I think the Chairman of the party has spoken and he has asked him to resign.

What is the difference between Tambuwal’s defection in December 2014 and Saraki’s defection this time? At that time you issued a statement as party’s spokesman that it was justifiable and he needed not resign. Now the party is asking Saraki to resign, what is the difference? 
You see in 2014, the political climate was completely different. By 2013, three major political parties and factions of two had collapsed into a new party. We had ANPP, CPC and ACN and a faction of APGA that came together to become a new party. In 2014, there were internal wranglings within the PDP and they decided to defect to meet us in APC. Even now nobody is saying people can’t defect. Mr. President said it that many of the people who defected did so for selfish purposes because many of them want to come back to the National Assembly but many of them too when they were coming reached understanding with their local people as to the arrangement.
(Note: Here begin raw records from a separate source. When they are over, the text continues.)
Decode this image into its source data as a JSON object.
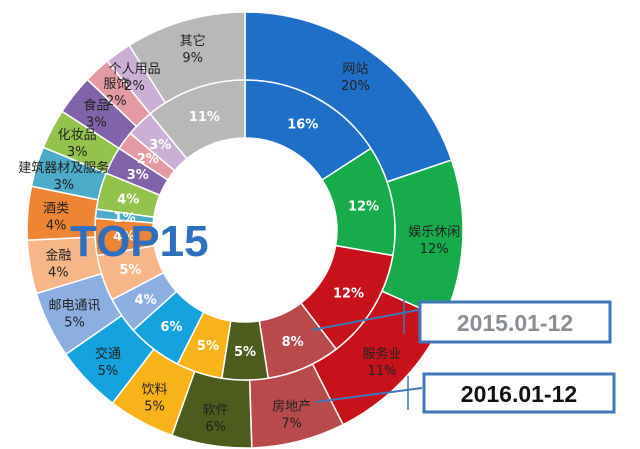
{
  "chart_data": {
    "type": "pie",
    "title": "TOP15",
    "categories": [
      "网站",
      "娱乐休闲",
      "服务业",
      "房地产",
      "软件",
      "饮料",
      "交通",
      "邮电通讯",
      "金融",
      "酒类",
      "建筑器材及服务",
      "化妆品",
      "食品",
      "服饰",
      "个人用品",
      "其它"
    ],
    "colors": [
      "#1f6fc8",
      "#18ab4b",
      "#c8121b",
      "#b84a4c",
      "#4d5b1d",
      "#f7b319",
      "#16a2dc",
      "#8daee0",
      "#f7b688",
      "#ee8534",
      "#4dabc8",
      "#94c34d",
      "#8063a8",
      "#e39aa3",
      "#ccafd4",
      "#b8b8b8"
    ],
    "series": [
      {
        "name": "2015.01-12",
        "values": [
          16,
          12,
          12,
          8,
          5,
          5,
          6,
          4,
          5,
          4,
          1,
          4,
          3,
          2,
          3,
          11
        ],
        "labels": [
          "16%",
          "12%",
          "12%",
          "8%",
          "5%",
          "5%",
          "6%",
          "4%",
          "5%",
          "4%",
          "1%",
          "4%",
          "3%",
          "2%",
          "3%",
          "11%"
        ]
      },
      {
        "name": "2016.01-12",
        "values": [
          20,
          12,
          11,
          7,
          6,
          5,
          5,
          5,
          4,
          4,
          3,
          3,
          3,
          2,
          2,
          9
        ],
        "labels": [
          "20%",
          "12%",
          "11%",
          "7%",
          "6%",
          "5%",
          "5%",
          "5%",
          "4%",
          "4%",
          "3%",
          "3%",
          "3%",
          "2%",
          "2%",
          "9%"
        ]
      }
    ]
  },
  "page": {
    "top_text": "TOP15",
    "legend_inner": "2015.01-12",
    "legend_outer": "2016.01-12"
  }
}
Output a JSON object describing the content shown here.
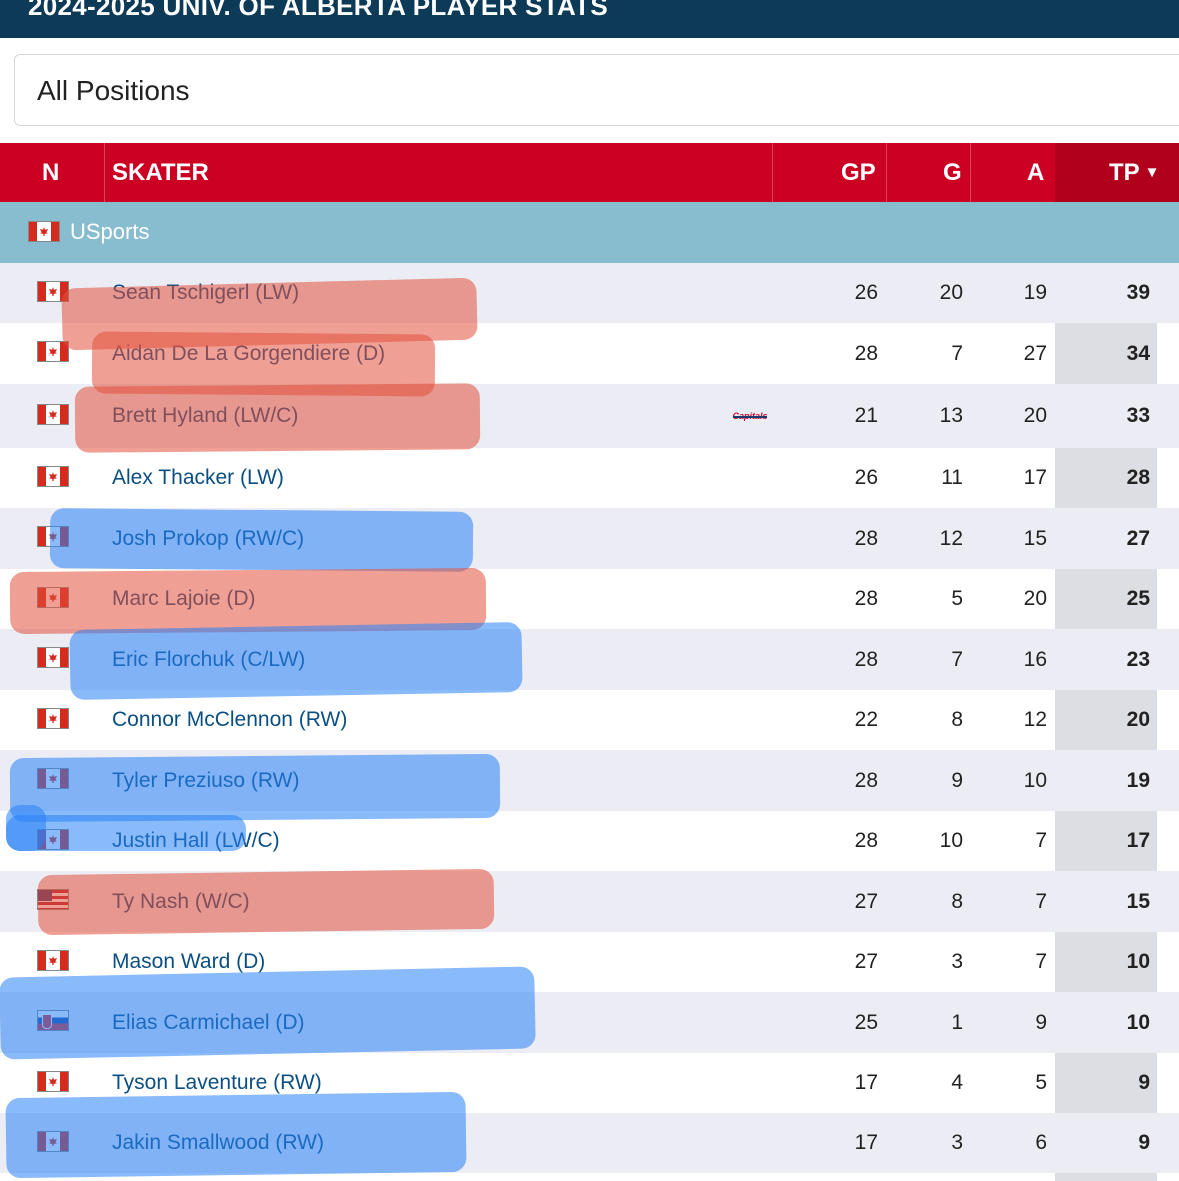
{
  "header": {
    "title": "2024-2025 UNIV. OF ALBERTA PLAYER STATS"
  },
  "filter": {
    "selected": "All Positions"
  },
  "table": {
    "columns": {
      "n": "N",
      "skater": "SKATER",
      "gp": "GP",
      "g": "G",
      "a": "A",
      "tp": "TP",
      "sort_indicator": "▼"
    },
    "group": {
      "label": "USports",
      "flag": "canada-flag-icon"
    },
    "rows": [
      {
        "flag": "ca",
        "name": "Sean Tschigerl (LW)",
        "gp": "26",
        "g": "20",
        "a": "19",
        "tp": "39",
        "highlight": "red"
      },
      {
        "flag": "ca",
        "name": "Aidan De La Gorgendiere (D)",
        "gp": "28",
        "g": "7",
        "a": "27",
        "tp": "34",
        "highlight": "red"
      },
      {
        "flag": "ca",
        "name": "Brett Hyland (LW/C)",
        "gp": "21",
        "g": "13",
        "a": "20",
        "tp": "33",
        "highlight": "red",
        "team_logo": "Capitals"
      },
      {
        "flag": "ca",
        "name": "Alex Thacker (LW)",
        "gp": "26",
        "g": "11",
        "a": "17",
        "tp": "28",
        "highlight": "none"
      },
      {
        "flag": "ca",
        "name": "Josh Prokop (RW/C)",
        "gp": "28",
        "g": "12",
        "a": "15",
        "tp": "27",
        "highlight": "blue"
      },
      {
        "flag": "ca",
        "name": "Marc Lajoie (D)",
        "gp": "28",
        "g": "5",
        "a": "20",
        "tp": "25",
        "highlight": "red"
      },
      {
        "flag": "ca",
        "name": "Eric Florchuk (C/LW)",
        "gp": "28",
        "g": "7",
        "a": "16",
        "tp": "23",
        "highlight": "blue"
      },
      {
        "flag": "ca",
        "name": "Connor McClennon (RW)",
        "gp": "22",
        "g": "8",
        "a": "12",
        "tp": "20",
        "highlight": "none"
      },
      {
        "flag": "ca",
        "name": "Tyler Preziuso (RW)",
        "gp": "28",
        "g": "9",
        "a": "10",
        "tp": "19",
        "highlight": "blue"
      },
      {
        "flag": "ca",
        "name": "Justin Hall (LW/C)",
        "gp": "28",
        "g": "10",
        "a": "7",
        "tp": "17",
        "highlight": "blue"
      },
      {
        "flag": "us",
        "name": "Ty Nash (W/C)",
        "gp": "27",
        "g": "8",
        "a": "7",
        "tp": "15",
        "highlight": "red"
      },
      {
        "flag": "ca",
        "name": "Mason Ward (D)",
        "gp": "27",
        "g": "3",
        "a": "7",
        "tp": "10",
        "highlight": "none"
      },
      {
        "flag": "sk",
        "name": "Elias Carmichael (D)",
        "gp": "25",
        "g": "1",
        "a": "9",
        "tp": "10",
        "highlight": "blue"
      },
      {
        "flag": "ca",
        "name": "Tyson Laventure (RW)",
        "gp": "17",
        "g": "4",
        "a": "5",
        "tp": "9",
        "highlight": "none"
      },
      {
        "flag": "ca",
        "name": "Jakin Smallwood (RW)",
        "gp": "17",
        "g": "3",
        "a": "6",
        "tp": "9",
        "highlight": "blue"
      }
    ]
  },
  "colors": {
    "title_bar": "#0d3a56",
    "header_row": "#cc0022",
    "group_row": "#88bdd0",
    "link_text": "#0b4f82",
    "highlight_red": "#e1503c",
    "highlight_blue": "#2882f5"
  }
}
You know a Senator sometime represents up to eight local governments, sometimes 10 and there are some unwritten rules that if this side of the Senatorial district produces a Senator for four years, it has to go to the other side in another four years. So many of them are facing re-election problem because they can’t go back to their constituency and say they want to run again.
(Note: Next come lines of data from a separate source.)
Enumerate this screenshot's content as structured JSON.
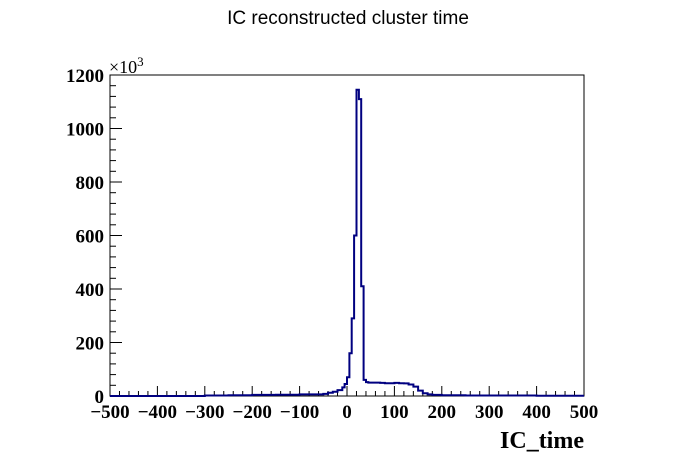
{
  "chart_data": {
    "type": "histogram",
    "title": "IC reconstructed cluster time",
    "xlabel": "IC_time",
    "ylabel": "",
    "y_multiplier": "×10",
    "y_multiplier_exponent": "3",
    "xlim": [
      -500,
      500
    ],
    "ylim": [
      0,
      1200
    ],
    "x_ticks": [
      -500,
      -400,
      -300,
      -200,
      -100,
      0,
      100,
      200,
      300,
      400,
      500
    ],
    "y_ticks": [
      0,
      200,
      400,
      600,
      800,
      1000,
      1200
    ],
    "grid": false,
    "legend": "none",
    "line_color": "#000080",
    "x": [
      -500,
      -400,
      -300,
      -250,
      -200,
      -150,
      -100,
      -50,
      -40,
      -30,
      -20,
      -10,
      -5,
      0,
      5,
      10,
      15,
      20,
      25,
      30,
      35,
      40,
      45,
      50,
      60,
      70,
      80,
      90,
      100,
      110,
      120,
      130,
      140,
      150,
      160,
      170,
      180,
      200,
      250,
      300,
      400,
      500
    ],
    "values": [
      0,
      0,
      2,
      3,
      4,
      5,
      6,
      8,
      12,
      16,
      22,
      32,
      45,
      70,
      160,
      290,
      600,
      1145,
      1110,
      410,
      60,
      52,
      50,
      50,
      50,
      49,
      48,
      48,
      49,
      48,
      47,
      43,
      35,
      20,
      10,
      6,
      4,
      3,
      2,
      2,
      1,
      1
    ]
  }
}
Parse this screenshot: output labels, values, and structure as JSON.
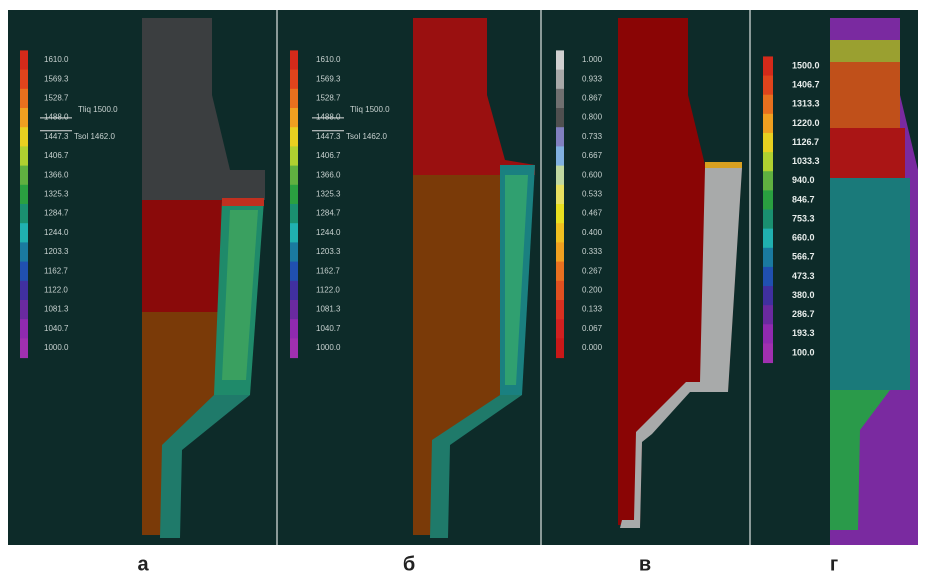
{
  "panels": [
    {
      "legend": [
        "1610.0",
        "1569.3",
        "1528.7",
        "1488.0",
        "1447.3",
        "1406.7",
        "1366.0",
        "1325.3",
        "1284.7",
        "1244.0",
        "1203.3",
        "1162.7",
        "1122.0",
        "1081.3",
        "1040.7",
        "1000.0"
      ],
      "annotations": [
        "Tliq 1500.0",
        "Tsol 1462.0"
      ],
      "caption": "а"
    },
    {
      "legend": [
        "1610.0",
        "1569.3",
        "1528.7",
        "1488.0",
        "1447.3",
        "1406.7",
        "1366.0",
        "1325.3",
        "1284.7",
        "1244.0",
        "1203.3",
        "1162.7",
        "1122.0",
        "1081.3",
        "1040.7",
        "1000.0"
      ],
      "annotations": [
        "Tliq 1500.0",
        "Tsol 1462.0"
      ],
      "caption": "б"
    },
    {
      "legend": [
        "1.000",
        "0.933",
        "0.867",
        "0.800",
        "0.733",
        "0.667",
        "0.600",
        "0.533",
        "0.467",
        "0.400",
        "0.333",
        "0.267",
        "0.200",
        "0.133",
        "0.067",
        "0.000"
      ],
      "caption": "в"
    },
    {
      "legend": [
        "1500.0",
        "1406.7",
        "1313.3",
        "1220.0",
        "1126.7",
        "1033.3",
        "940.0",
        "846.7",
        "753.3",
        "660.0",
        "566.7",
        "473.3",
        "380.0",
        "286.7",
        "193.3",
        "100.0"
      ],
      "caption": "г"
    }
  ]
}
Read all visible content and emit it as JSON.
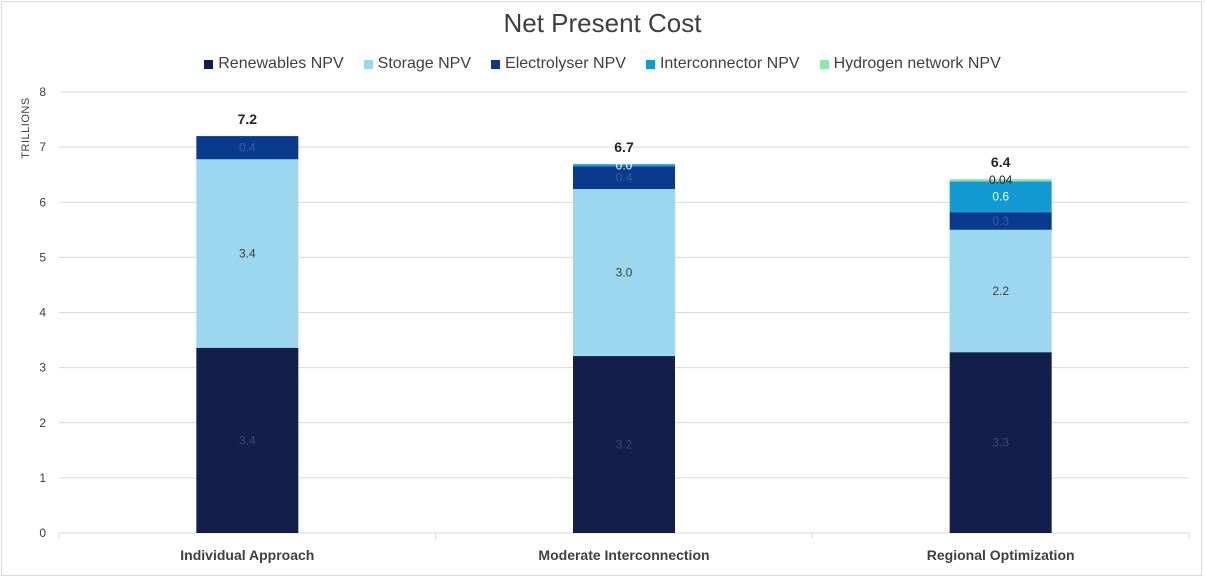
{
  "chart_data": {
    "type": "bar",
    "stacked": true,
    "title": "Net Present Cost",
    "ylabel": "TRILLIONS",
    "xlabel": "",
    "ylim": [
      0,
      8
    ],
    "yticks": [
      0,
      1,
      2,
      3,
      4,
      5,
      6,
      7,
      8
    ],
    "grid": true,
    "legend_position": "top",
    "categories": [
      "Individual Approach",
      "Moderate Interconnection",
      "Regional Optimization"
    ],
    "series": [
      {
        "name": "Renewables NPV",
        "color": "#111f4a",
        "label_color": "#3a4a6a",
        "values": [
          3.36,
          3.21,
          3.28
        ],
        "labels": [
          "3.4",
          "3.2",
          "3.3"
        ]
      },
      {
        "name": "Storage NPV",
        "color": "#9bd8f0",
        "label_color": "#404040",
        "values": [
          3.42,
          3.03,
          2.22
        ],
        "labels": [
          "3.4",
          "3.0",
          "2.2"
        ]
      },
      {
        "name": "Electrolyser NPV",
        "color": "#0a3a8e",
        "label_color": "#3a5ba8",
        "values": [
          0.42,
          0.41,
          0.32
        ],
        "labels": [
          "0.4",
          "0.4",
          "0.3"
        ]
      },
      {
        "name": "Interconnector NPV",
        "color": "#119bd2",
        "label_color": "#ffffff",
        "values": [
          0,
          0.04,
          0.56
        ],
        "labels": [
          "",
          "0.0",
          "0.6"
        ]
      },
      {
        "name": "Hydrogen network NPV",
        "color": "#8ee8a8",
        "label_color": "#262626",
        "values": [
          0,
          0,
          0.04
        ],
        "labels": [
          "",
          "",
          "0.04"
        ]
      }
    ],
    "totals": [
      "7.2",
      "6.7",
      "6.4"
    ]
  }
}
At the party level they know themselves. If you are going to do a primary to be a Senator and you have agreed that it has to come from Shomolu this time around and Mushin says it wants it, they will tell Mushin it can’t get it and they won’t vote for it. So there are so many reasons why some of them defected and probably they can get the ticket in another party. Defection is as old as politics itself even in the First Republic.

The fundamental thing is that for us, it would have been better that they left a long time earlier because they have strangulated this government for too long. When you are now being betrayed by your own party it is more painful because we can’t fight back as much as we want to fight back.

I just want to establish that the foundation of what you are seeing today was laid as far back as the day he (Saraki) became Senate President.